What seems certain in an uncertain world
Despite the volatility, some trends appear increasingly clear.
First, there will be an intensified scramble for resources—energy, minerals, technology and supply chains—to keep both capital and labour aligned with national priorities. Second, countries outside the US–China dyad will attempt to build alternative economic and security arrangements. Their success, however, will be constrained by a third certainty: the continued dominance of the US dollar as the world’s reserve and trading currency.

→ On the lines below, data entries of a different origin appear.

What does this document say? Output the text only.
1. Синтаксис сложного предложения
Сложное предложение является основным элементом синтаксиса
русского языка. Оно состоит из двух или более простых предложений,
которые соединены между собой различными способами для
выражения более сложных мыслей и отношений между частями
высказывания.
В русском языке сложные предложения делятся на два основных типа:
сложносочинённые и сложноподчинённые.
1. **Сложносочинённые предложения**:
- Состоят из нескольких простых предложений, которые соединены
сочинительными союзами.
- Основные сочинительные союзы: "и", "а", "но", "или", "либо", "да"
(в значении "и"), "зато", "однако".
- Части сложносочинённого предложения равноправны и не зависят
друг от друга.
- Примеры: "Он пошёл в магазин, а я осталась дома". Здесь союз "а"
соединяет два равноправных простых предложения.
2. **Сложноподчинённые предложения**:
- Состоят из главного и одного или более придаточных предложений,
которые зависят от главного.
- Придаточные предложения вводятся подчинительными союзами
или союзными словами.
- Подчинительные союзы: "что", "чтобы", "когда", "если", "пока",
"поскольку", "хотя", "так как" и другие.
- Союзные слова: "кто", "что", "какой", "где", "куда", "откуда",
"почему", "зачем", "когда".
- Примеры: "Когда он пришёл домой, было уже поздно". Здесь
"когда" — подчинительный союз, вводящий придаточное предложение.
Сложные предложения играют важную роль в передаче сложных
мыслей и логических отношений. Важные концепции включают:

China may nibble at the edges, but displacement of the dollar remains unlikely in the foreseeable future. A fourth certainty lies in technology. Despite Chinese claims, the US retains technological dominance, reinforced by controls that have sharply curtailed technology transfer and theft. China’s capacity for indigenous innovation, without access to global knowledge flows, remains limited.
The fifth certainty is political: a global squeeze on liberal values. The post-Cold War liberal moment now appears, in hindsight, as an aberration rather than a permanent condition. This shift will likely coincide with a contraction in global trade and slower economic integration.
The uncertainty that matters most
Uncertainties, by definition, resist prediction. But one area deserves particular attention: the hidden clauses in bilateral free trade agreements. As multilateralism weakens, power increasingly expresses itself through asymmetric, opaque deals. The real effects of today’s agreements may only become visible years later.
As Trump enters his second year, the question is no longer whether the world will be unstable. It is whether countries can learn to survive—and occasionally thrive—in a three-player game where balance is elusive, certainty is scarce, and disruption is the norm rather than the exception.